Public reporting criteria included mortality outcomes after PCI in New York in 1992, but patients with cardiogenic shock began being excluded in 2006. New York Department of Public Health believed that including these patients would cause physicians to not recommend the surgery.

“This change in policy in New York provided us with a unique opportunity to study the effects of excluding certain patients from public reporting on physician behavior,” said lead researcher James McCabe, MD. “We were able to design a study that compared treatment strategies and outcomes before and after the policy change in New York, and simultaneously compare these to what was happening in other states that did not change their policies.”

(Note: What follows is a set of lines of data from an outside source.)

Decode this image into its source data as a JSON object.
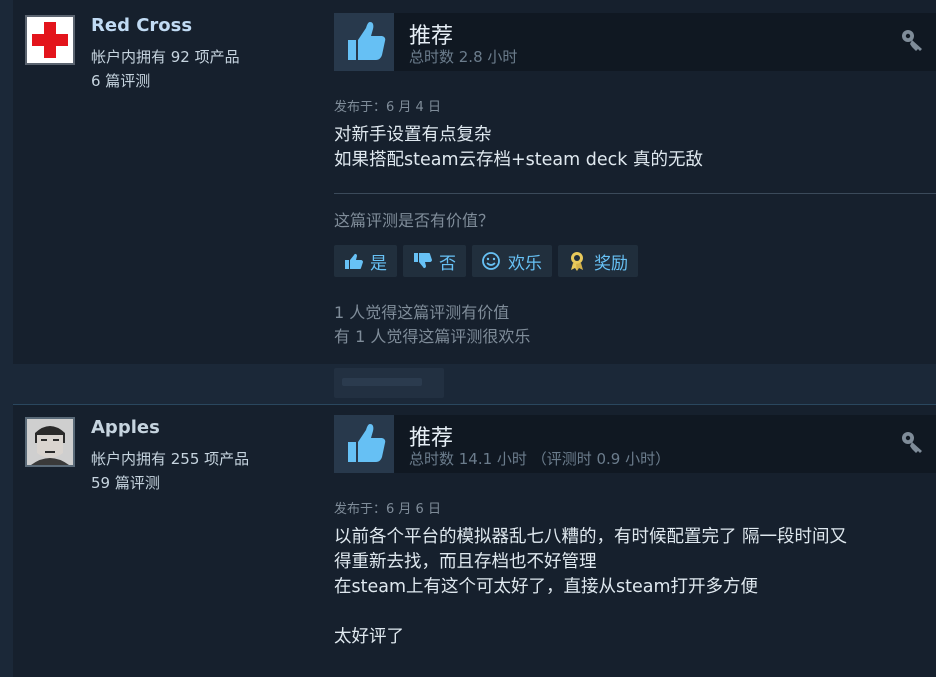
{
  "reviews": [
    {
      "author": "Red Cross",
      "products": "帐户内拥有 92 项产品",
      "reviews_count": "6 篇评测",
      "avatar_icon": "red-cross-avatar",
      "recommendation": "推荐",
      "hours": "总时数 2.8 小时",
      "posted": "发布于：6 月 4 日",
      "body": "对新手设置有点复杂\n如果搭配steam云存档+steam deck 真的无敌",
      "helpful_question": "这篇评测是否有价值？",
      "buttons": {
        "yes": "是",
        "no": "否",
        "funny": "欢乐",
        "award": "奖励"
      },
      "stats": [
        "1 人觉得这篇评测有价值",
        "有 1 人觉得这篇评测很欢乐"
      ]
    },
    {
      "author": "Apples",
      "products": "帐户内拥有 255 项产品",
      "reviews_count": "59 篇评测",
      "avatar_icon": "cartoon-face-avatar",
      "recommendation": "推荐",
      "hours": "总时数 14.1 小时 （评测时 0.9 小时）",
      "posted": "发布于：6 月 6 日",
      "body": "以前各个平台的模拟器乱七八糟的，有时候配置完了 隔一段时间又\n得重新去找，而且存档也不好管理\n在steam上有这个可太好了，直接从steam打开多方便\n\n太好评了"
    }
  ],
  "colors": {
    "background": "#1b2838",
    "panel": "#16202d",
    "link_blue": "#67c1f5",
    "thumb_blue": "#66c0f4"
  }
}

Researchers also analyzed records of patients with acute myocardial infarction and shock from 2002 to 2011. They compared data from New York pre- and post-requirement change with data from Massachusetts, Michigan, New Jersey, and California.

They discovered that after 2006 in New York, cardiologists were 28% more likely to perform a high-risk PCI. In the other states, it only increased 9%.

The mortality rate for these patients also decreased by 24% in New York after 2006, compared with a 9% decrease in the other states.

“There is great enthusiasm for expanding public reporting of procedural outcomes, but the manner in which these policies are implemented can determine whether they ultimately prove beneficial or harmful to patient health,” Dr Yeh concluded. “We hope this study can help shape future policies aimed at improving both transparency and outcomes for cardiac procedures.”